Derbyshire County Council is warning residents to be prepared for the possibility of flash floods once the warm weather comes to an end.
More than 45,000 homes in the county are at risk of flooding – including 12,000 susceptible to flash flooding.
Prolonged heavy rain like that seen in June has saturated the ground which can increase the risk of flooding caused by surface run off.
Thunderstorms are being predicted to move into Derbyshire from the west in the early hours of Wednesday (20th July) with as much as a month’s rainfall predicted to fall within three hours.
Emergency planners have issued the following reminder to residents about what they can do to help protect their homes:
Assess your own risk – have you previously been affected by flooding or had a near-miss?
If you are at risk, keep a stock of sandbags handy – Derbyshire County Council provides packs of 10 empty sandbags free of charge in 15 of its libraries.
Stock up with sand from a local DIY store or builders’ merchant to fill the sandbags in readiness.
Derbyshire County Council’s cabinet member for health and communities, Councillor Dave Allen said: “The Great British Summer hasn’t been that great so far and the heavy rain has left the ground saturated.
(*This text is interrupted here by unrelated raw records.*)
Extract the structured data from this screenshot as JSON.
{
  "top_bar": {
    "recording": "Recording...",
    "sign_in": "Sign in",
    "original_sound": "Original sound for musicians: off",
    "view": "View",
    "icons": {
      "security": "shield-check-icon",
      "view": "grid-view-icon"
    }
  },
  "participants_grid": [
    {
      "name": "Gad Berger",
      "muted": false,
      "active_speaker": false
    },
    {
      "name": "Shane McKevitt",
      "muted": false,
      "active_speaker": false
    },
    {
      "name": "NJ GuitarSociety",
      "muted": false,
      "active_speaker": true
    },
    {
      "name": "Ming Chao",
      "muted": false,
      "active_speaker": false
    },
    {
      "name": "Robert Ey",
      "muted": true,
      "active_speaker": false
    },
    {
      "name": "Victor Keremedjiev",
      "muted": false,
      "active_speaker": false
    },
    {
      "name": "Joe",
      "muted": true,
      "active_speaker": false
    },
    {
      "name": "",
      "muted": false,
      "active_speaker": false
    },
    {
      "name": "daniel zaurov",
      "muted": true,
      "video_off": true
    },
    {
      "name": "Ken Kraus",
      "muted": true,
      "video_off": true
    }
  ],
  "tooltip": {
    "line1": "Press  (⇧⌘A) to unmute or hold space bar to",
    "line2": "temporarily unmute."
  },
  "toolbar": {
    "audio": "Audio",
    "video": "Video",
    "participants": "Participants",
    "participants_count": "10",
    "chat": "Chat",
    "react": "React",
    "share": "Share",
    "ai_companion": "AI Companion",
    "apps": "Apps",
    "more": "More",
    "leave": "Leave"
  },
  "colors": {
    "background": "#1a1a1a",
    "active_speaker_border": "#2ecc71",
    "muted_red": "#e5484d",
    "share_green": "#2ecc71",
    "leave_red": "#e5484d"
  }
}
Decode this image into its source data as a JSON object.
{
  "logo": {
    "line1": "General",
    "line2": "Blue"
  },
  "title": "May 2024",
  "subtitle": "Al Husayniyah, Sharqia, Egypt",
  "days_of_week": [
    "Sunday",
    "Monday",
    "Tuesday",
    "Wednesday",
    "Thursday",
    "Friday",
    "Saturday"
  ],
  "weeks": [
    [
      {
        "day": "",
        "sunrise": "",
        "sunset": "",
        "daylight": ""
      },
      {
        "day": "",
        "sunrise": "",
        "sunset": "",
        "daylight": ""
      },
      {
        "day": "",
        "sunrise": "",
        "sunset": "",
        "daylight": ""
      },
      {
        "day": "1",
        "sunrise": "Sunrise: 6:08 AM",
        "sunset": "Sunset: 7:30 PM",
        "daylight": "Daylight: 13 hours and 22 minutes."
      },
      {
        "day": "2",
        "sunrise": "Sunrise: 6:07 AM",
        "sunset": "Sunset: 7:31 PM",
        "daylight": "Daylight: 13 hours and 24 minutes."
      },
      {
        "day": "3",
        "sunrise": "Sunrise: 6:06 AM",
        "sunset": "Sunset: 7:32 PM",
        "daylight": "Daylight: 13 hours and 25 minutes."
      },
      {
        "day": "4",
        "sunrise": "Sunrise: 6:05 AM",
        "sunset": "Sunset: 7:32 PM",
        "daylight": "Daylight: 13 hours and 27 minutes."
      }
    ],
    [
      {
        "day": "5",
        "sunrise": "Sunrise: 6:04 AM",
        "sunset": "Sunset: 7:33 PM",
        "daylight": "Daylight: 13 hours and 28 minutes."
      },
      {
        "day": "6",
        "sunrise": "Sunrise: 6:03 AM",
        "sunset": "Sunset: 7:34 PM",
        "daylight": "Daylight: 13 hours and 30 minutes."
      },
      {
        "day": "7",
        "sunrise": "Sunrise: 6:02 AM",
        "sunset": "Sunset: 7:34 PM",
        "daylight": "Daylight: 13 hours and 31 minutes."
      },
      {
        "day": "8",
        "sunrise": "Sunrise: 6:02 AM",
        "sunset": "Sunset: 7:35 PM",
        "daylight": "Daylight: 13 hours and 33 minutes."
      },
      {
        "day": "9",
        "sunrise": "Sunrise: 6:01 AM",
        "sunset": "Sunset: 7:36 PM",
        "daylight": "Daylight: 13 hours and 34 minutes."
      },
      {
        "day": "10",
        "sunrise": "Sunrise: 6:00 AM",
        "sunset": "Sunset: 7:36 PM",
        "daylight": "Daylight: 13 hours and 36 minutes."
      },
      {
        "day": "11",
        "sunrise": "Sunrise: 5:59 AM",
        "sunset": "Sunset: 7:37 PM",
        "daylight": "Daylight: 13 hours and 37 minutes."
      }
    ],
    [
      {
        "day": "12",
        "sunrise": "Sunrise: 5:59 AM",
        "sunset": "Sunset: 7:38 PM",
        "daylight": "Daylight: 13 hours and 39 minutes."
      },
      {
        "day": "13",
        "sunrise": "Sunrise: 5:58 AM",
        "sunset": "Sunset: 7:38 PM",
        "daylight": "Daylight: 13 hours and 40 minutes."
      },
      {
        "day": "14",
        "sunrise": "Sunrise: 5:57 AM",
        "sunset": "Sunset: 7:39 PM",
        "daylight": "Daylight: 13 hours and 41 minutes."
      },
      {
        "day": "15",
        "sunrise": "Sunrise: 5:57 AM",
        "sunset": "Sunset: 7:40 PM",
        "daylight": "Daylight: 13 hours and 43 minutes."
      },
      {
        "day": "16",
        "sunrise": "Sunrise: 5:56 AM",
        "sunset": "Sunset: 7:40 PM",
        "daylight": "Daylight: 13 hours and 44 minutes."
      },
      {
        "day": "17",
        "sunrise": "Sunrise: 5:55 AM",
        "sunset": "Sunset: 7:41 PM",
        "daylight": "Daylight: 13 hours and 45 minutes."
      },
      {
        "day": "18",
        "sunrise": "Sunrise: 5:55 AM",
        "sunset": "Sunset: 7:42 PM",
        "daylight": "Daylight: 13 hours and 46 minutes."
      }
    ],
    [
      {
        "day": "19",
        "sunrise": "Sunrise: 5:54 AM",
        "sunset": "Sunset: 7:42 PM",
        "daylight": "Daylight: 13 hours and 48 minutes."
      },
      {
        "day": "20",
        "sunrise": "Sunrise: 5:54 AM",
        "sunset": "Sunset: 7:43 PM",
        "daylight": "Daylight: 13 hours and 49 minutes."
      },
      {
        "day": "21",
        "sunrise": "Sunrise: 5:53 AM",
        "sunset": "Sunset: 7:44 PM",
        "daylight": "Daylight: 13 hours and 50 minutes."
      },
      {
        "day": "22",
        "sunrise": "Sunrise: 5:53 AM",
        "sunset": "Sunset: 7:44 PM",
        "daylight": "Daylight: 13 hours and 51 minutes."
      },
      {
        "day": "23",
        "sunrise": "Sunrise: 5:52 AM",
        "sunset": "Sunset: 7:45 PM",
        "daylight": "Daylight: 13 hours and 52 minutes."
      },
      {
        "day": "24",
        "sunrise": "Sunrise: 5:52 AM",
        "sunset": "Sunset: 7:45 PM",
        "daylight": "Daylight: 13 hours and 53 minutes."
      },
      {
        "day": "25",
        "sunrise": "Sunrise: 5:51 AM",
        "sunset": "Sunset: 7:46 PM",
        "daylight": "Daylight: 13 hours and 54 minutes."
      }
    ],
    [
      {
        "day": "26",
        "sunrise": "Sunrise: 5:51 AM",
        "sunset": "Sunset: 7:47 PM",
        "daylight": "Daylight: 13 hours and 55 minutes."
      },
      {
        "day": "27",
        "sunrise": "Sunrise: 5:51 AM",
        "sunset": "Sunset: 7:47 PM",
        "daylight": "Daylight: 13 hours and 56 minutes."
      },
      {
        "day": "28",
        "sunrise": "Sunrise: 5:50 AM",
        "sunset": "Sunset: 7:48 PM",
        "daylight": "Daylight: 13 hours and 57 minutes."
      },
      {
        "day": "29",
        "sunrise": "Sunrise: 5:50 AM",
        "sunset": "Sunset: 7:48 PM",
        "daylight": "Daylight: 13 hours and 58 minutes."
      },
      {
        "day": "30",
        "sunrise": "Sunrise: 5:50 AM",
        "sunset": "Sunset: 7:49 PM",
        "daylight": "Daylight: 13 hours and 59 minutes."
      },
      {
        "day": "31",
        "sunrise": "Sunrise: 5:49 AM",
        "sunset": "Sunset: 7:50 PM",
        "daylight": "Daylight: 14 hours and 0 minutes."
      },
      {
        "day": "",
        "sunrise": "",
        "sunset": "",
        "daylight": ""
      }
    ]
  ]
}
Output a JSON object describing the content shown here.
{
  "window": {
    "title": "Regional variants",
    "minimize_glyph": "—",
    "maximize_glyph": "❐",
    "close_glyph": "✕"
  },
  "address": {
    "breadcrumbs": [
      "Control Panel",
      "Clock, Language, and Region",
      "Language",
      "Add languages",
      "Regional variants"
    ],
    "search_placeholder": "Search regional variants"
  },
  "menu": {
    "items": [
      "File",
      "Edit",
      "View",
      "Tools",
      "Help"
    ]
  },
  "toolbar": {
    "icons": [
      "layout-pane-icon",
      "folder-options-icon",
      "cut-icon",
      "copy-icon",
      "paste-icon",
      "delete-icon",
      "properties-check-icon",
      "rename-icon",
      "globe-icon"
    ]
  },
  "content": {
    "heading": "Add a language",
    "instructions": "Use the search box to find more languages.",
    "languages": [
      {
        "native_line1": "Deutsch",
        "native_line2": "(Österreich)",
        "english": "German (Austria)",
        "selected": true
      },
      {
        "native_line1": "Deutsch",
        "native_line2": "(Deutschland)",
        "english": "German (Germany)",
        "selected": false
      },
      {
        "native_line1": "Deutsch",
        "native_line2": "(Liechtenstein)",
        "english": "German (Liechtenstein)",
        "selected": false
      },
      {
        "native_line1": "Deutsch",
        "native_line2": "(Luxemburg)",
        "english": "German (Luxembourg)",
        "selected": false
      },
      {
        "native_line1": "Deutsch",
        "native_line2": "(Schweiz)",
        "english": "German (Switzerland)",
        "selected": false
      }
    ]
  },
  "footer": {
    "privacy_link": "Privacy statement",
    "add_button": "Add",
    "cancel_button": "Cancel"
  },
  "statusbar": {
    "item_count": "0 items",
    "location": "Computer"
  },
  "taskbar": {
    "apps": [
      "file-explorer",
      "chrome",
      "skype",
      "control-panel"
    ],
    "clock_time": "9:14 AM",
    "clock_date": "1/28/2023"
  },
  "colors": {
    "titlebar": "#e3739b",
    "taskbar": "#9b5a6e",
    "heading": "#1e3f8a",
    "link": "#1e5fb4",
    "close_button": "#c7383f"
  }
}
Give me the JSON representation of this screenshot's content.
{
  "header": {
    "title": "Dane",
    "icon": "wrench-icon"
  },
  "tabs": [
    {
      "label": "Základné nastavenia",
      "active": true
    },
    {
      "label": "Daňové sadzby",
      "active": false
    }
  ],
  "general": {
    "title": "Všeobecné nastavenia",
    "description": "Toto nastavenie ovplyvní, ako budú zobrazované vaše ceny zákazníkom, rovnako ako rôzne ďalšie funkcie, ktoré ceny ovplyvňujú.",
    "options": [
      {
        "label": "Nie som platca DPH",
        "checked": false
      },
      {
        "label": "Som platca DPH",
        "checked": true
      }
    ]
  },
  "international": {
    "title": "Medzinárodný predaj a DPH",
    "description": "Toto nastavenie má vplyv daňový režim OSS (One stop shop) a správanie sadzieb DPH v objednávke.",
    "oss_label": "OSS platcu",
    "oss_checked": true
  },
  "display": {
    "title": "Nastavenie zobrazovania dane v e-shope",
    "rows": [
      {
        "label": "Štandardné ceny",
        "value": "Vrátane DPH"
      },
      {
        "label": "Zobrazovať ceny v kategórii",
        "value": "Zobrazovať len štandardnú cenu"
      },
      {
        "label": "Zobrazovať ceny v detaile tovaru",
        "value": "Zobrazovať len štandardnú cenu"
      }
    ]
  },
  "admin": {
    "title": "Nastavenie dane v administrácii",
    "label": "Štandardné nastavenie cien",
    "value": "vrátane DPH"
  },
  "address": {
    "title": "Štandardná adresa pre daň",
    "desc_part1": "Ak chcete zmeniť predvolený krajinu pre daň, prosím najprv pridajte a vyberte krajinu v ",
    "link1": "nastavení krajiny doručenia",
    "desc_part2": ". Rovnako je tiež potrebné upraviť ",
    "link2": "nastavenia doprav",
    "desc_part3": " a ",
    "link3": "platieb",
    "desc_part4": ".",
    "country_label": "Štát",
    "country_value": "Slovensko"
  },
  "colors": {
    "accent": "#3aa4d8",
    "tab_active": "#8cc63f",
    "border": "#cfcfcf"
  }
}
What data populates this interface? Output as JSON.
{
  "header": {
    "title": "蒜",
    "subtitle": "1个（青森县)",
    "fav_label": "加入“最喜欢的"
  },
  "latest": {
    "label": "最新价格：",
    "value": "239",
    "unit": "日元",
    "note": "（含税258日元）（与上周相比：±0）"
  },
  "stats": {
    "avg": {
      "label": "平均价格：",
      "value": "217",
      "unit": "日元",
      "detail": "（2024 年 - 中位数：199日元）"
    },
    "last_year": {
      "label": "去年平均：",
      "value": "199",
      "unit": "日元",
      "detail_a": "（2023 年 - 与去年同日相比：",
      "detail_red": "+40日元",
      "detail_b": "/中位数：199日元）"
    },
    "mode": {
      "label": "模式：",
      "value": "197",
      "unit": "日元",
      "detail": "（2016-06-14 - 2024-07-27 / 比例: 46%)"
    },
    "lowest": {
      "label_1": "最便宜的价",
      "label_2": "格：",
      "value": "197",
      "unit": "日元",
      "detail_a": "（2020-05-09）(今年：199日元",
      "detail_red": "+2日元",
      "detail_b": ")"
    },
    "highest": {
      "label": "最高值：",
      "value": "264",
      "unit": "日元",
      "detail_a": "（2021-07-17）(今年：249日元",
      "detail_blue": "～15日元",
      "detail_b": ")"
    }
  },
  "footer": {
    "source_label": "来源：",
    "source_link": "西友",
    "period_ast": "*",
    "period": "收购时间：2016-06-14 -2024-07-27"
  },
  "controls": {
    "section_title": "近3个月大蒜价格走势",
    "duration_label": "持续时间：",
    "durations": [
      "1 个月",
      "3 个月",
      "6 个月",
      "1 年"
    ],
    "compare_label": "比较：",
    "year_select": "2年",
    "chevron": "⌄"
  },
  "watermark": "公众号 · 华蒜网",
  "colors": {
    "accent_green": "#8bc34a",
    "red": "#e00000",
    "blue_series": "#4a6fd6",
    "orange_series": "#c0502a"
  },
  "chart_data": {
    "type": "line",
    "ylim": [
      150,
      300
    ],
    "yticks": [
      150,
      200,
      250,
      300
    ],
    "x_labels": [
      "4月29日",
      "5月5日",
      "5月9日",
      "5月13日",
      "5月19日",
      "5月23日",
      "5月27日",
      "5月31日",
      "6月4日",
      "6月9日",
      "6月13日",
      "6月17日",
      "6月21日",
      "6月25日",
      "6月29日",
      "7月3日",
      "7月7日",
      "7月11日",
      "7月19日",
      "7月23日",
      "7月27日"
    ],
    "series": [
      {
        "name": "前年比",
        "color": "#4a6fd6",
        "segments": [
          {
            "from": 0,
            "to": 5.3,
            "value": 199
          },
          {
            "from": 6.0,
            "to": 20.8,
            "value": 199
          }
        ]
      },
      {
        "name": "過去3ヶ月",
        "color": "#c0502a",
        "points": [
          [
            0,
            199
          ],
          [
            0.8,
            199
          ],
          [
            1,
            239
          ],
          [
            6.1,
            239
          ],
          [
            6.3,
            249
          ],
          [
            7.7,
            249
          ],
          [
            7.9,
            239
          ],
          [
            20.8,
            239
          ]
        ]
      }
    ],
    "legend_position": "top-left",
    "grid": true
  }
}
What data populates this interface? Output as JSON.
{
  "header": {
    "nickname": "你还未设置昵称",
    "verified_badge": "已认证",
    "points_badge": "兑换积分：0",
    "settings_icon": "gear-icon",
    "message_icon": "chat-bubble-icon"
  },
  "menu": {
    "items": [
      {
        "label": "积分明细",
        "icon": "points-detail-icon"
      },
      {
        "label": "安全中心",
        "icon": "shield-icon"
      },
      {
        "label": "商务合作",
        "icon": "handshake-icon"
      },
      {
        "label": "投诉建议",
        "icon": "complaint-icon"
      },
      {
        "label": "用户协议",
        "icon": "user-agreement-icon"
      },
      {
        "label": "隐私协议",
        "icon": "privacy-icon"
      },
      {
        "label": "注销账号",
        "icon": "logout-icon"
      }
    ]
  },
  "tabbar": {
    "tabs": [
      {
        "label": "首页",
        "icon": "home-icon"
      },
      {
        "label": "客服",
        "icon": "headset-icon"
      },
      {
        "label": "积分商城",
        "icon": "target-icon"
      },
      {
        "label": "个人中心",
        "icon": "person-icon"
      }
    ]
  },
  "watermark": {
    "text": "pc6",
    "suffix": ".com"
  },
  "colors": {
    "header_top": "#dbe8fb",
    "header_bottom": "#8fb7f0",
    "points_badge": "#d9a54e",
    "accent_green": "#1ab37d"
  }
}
This means the chance of flash flooding during the summer months is increased.”
“We do all we can to reduce the risk of flash floods across Derbyshire by keeping gullies and culverts clear and by developing a strategy to manage the risk. But there are steps residents can take to ensure their own home and family are kept safe.”
Homes that could be at risk of surface water flooding include those lower than the road level, at the foot of slopes with run-off from nearby hills or those that have had a near miss during recent heavy downpours.
Councillor Allen added: “By its very nature, flash flooding is hard to predict, but if your area has been previously affected by flooding or has had a near miss, this may be an indication the area is vulnerable to flooding in the future.”
“We urge all residents to find out about their personal flood risk and to make the most of the services we have available to prepare ahead of time rather than leaving it to the last minute.”